CONTRIBUTION - Les récentes déclarations de M. Ahmadou Al Amine Lô, ancien Directeur national de la BCEAO pour le Sénégal et actuel ministre d’État auprès du président Bassirou Diomaye Faye, ont provoqué une onde de choc dans l’opinion publique. Affirmer publiquement que "nous avons été trompés" à propos de la politique d’endettement du régime précédent n’est pas un simple acte de transparence, c’est un aveu d’incompétence et une tentative de déresponsabilisation aux conséquences lourdes pour la crédibilité de nos institutions financières.
Pendant plus d’une décennie, M. Lô a été au cœur du dispositif macroéconomique ayant soutenu le Plan Sénégal Émergent (PSE). Il a été l’un des visages les plus visibles de la défense du modèle économique du régime de Macky Sall, vantant la soutenabilité de la dette et la rigueur budgétaire supposée de l’État.

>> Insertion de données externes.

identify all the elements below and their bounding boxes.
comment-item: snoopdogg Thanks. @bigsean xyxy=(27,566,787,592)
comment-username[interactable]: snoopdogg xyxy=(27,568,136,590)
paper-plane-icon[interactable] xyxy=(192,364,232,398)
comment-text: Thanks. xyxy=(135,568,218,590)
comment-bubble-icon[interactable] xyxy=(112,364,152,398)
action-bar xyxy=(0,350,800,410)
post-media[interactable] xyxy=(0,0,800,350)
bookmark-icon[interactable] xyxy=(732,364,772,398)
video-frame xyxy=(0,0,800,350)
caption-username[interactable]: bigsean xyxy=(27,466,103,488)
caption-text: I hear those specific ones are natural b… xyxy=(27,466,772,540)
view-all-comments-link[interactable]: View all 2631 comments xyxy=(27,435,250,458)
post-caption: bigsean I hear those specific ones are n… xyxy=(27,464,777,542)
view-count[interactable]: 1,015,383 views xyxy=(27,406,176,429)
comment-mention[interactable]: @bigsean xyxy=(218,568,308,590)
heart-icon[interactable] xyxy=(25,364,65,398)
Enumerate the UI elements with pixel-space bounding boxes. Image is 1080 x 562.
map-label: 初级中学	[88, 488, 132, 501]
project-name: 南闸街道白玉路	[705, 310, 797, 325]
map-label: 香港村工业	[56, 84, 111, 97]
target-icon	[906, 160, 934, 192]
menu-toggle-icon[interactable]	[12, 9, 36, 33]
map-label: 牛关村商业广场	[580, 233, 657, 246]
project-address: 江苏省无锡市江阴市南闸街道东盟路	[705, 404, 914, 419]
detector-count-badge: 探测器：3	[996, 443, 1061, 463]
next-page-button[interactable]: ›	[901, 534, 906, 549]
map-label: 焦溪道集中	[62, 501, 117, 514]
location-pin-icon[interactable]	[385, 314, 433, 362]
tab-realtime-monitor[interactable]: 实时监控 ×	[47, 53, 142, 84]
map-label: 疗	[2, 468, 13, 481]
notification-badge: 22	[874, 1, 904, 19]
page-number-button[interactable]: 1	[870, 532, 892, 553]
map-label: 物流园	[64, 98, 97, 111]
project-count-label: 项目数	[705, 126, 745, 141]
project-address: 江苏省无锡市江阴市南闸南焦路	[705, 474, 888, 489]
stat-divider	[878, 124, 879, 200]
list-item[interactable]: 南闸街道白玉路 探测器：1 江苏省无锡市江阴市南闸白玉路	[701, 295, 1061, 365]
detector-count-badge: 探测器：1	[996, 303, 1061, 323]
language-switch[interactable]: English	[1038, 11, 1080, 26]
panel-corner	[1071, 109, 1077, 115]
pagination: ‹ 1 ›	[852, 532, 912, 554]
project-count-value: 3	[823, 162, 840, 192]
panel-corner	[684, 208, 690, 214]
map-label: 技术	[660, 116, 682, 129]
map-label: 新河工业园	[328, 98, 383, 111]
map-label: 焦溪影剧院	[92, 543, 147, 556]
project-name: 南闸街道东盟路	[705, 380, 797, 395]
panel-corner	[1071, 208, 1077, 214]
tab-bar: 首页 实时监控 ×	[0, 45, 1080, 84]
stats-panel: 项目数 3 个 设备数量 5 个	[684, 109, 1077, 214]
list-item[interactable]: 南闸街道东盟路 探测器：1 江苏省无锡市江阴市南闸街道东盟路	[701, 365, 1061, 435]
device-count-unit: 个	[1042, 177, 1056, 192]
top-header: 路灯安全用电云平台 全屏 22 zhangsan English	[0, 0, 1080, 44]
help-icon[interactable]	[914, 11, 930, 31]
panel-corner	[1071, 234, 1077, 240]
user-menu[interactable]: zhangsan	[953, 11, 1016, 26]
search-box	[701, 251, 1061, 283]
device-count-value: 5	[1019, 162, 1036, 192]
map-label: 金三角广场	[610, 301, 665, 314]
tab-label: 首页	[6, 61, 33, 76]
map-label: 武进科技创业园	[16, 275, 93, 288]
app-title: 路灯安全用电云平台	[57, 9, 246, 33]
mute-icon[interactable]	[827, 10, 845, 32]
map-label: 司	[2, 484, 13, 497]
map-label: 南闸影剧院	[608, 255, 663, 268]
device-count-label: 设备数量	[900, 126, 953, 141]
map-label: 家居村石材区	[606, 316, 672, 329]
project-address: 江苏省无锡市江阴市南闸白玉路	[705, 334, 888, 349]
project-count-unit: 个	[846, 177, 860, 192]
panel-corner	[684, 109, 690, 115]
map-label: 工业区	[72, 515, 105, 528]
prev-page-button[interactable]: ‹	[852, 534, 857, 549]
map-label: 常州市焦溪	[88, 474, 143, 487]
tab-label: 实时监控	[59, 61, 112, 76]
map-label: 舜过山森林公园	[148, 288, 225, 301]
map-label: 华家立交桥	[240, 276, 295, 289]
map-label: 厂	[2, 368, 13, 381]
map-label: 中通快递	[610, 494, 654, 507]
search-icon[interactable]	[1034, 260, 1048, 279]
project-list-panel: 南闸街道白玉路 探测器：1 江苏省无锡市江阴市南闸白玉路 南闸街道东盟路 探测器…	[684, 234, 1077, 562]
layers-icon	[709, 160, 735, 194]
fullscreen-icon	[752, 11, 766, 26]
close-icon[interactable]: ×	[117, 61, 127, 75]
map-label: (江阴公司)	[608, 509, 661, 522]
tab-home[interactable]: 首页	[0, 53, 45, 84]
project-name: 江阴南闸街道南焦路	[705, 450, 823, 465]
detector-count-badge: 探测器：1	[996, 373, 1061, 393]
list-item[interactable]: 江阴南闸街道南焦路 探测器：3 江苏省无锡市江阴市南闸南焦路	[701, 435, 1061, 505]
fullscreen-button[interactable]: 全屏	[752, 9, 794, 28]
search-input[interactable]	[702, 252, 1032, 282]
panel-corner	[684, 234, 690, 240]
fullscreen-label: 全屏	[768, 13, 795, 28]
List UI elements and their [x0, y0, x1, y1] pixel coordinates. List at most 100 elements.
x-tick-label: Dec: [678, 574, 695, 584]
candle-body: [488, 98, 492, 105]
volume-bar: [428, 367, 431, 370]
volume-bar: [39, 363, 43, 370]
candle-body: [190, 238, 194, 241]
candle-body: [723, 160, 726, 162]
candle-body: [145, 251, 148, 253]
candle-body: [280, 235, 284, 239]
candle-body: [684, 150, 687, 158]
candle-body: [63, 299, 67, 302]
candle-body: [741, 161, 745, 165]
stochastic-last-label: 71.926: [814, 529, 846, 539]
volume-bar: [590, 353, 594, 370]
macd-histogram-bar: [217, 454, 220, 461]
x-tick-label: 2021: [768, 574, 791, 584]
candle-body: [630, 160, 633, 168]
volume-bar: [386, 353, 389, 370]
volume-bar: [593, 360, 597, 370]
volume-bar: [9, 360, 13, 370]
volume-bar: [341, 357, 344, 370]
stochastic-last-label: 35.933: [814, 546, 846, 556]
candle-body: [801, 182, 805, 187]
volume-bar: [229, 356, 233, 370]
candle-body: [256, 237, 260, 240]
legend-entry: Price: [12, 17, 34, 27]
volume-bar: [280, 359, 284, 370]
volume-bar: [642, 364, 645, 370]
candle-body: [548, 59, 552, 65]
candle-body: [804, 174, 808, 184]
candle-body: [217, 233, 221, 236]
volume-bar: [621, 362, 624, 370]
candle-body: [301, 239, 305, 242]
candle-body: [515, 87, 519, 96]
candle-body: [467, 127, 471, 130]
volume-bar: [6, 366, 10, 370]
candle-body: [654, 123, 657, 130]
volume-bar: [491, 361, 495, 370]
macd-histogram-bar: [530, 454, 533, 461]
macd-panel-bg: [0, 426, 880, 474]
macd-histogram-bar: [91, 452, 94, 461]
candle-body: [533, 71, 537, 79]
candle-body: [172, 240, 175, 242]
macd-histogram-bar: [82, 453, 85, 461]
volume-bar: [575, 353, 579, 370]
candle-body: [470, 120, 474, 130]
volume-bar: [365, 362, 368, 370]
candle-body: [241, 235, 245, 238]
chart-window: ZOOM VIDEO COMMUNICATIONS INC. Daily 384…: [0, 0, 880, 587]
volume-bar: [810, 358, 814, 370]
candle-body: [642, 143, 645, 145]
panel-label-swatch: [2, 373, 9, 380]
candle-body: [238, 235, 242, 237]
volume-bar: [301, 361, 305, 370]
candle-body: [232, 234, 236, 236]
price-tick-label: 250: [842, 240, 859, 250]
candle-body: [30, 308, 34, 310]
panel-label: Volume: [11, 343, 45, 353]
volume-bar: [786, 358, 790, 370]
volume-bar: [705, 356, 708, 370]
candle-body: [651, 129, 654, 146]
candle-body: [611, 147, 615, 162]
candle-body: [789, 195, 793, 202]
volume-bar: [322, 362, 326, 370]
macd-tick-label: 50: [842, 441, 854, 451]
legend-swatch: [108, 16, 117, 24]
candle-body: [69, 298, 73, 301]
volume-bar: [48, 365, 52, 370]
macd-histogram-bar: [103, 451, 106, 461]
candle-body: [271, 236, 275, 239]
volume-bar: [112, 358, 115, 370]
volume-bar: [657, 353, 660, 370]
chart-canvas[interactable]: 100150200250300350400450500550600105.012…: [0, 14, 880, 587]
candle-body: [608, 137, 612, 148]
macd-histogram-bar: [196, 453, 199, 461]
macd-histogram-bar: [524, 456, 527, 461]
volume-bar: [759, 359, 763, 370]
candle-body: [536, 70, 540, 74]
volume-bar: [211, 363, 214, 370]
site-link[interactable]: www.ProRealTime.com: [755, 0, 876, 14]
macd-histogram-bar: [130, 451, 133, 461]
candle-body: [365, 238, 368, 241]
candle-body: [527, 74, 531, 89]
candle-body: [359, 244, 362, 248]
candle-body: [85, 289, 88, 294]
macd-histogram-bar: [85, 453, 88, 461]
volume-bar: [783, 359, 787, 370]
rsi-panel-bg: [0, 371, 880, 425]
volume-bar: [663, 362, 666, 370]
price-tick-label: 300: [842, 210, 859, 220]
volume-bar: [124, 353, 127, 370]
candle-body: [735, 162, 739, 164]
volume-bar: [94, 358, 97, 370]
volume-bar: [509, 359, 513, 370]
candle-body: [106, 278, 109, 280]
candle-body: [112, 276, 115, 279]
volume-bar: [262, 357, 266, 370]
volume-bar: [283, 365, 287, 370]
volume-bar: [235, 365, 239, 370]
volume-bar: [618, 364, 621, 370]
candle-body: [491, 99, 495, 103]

Si aujourd’hui il reconnaît que les chiffres étaient faussés, il est impossible de dissocier sa responsabilité de celle des anciens décideurs politiques.
Un haut cadre de la BCEAO, dépositaire de la rigueur et de la transparence monétaire, ne peut prétendre à l’ignorance de pratiques irrégulières aussi systémiques. Car si le Sénégal a effectivement dissimulé une partie de son endettement, alors c’est toute la chaîne de contrôle, y compris la représentation nationale de la Banque Centrale, qui a failli.
Le recours à un cabinet externe comme Forvis Mazars pour établir la véracité des chiffres actuels souligne à quel point la confiance dans les institutions nationales a été ébranlée. Mais plus inquiétant encore, c’est de voir un acteur de premier plan de cette architecture économique vouloir se recycler dans la posture du repenti.
Peut-on sérieusement bâtir la nouvelle gouvernance sur ceux qui hier ont validé les dérives qu’ils dénoncent aujourd’hui ?
Et demain, qui nous dit que le même Ahmadou Al Amine Lô ne reviendra pas affirmer que la Vision 2050 du Projet, pourtant présentée comme la nouvelle boussole du développement national, était une erreur, une illusion, un mirage économique, et qu’il a, encore une fois, été induit en erreur ?
Ce type de revirement fragilise la cohérence de l’action publique et renforce le scepticisme des citoyens envers leurs institutions.
Les Sénégalais sont prêts à consentir des efforts pour redresser le pays, mais à condition que la gouvernance nouvelle soit fondée sur l’exemplarité et la responsabilité.
Dans ce contexte, M. Ahmadou Al Amine Lô doit tirer les conséquences de ses propres déclarations et présenter sa démission, pour ne pas diluer le sens du sacrifice national que réclame le redressement économique.
À ce niveau de responsabilité, on n’a pas le droit de se tromper deux fois. Quand on a été gardien de la rigueur monétaire et de la transparence financière, on ne peut pas se réfugier derrière l’excuse de la tromperie des autres. On assume et on s’efface.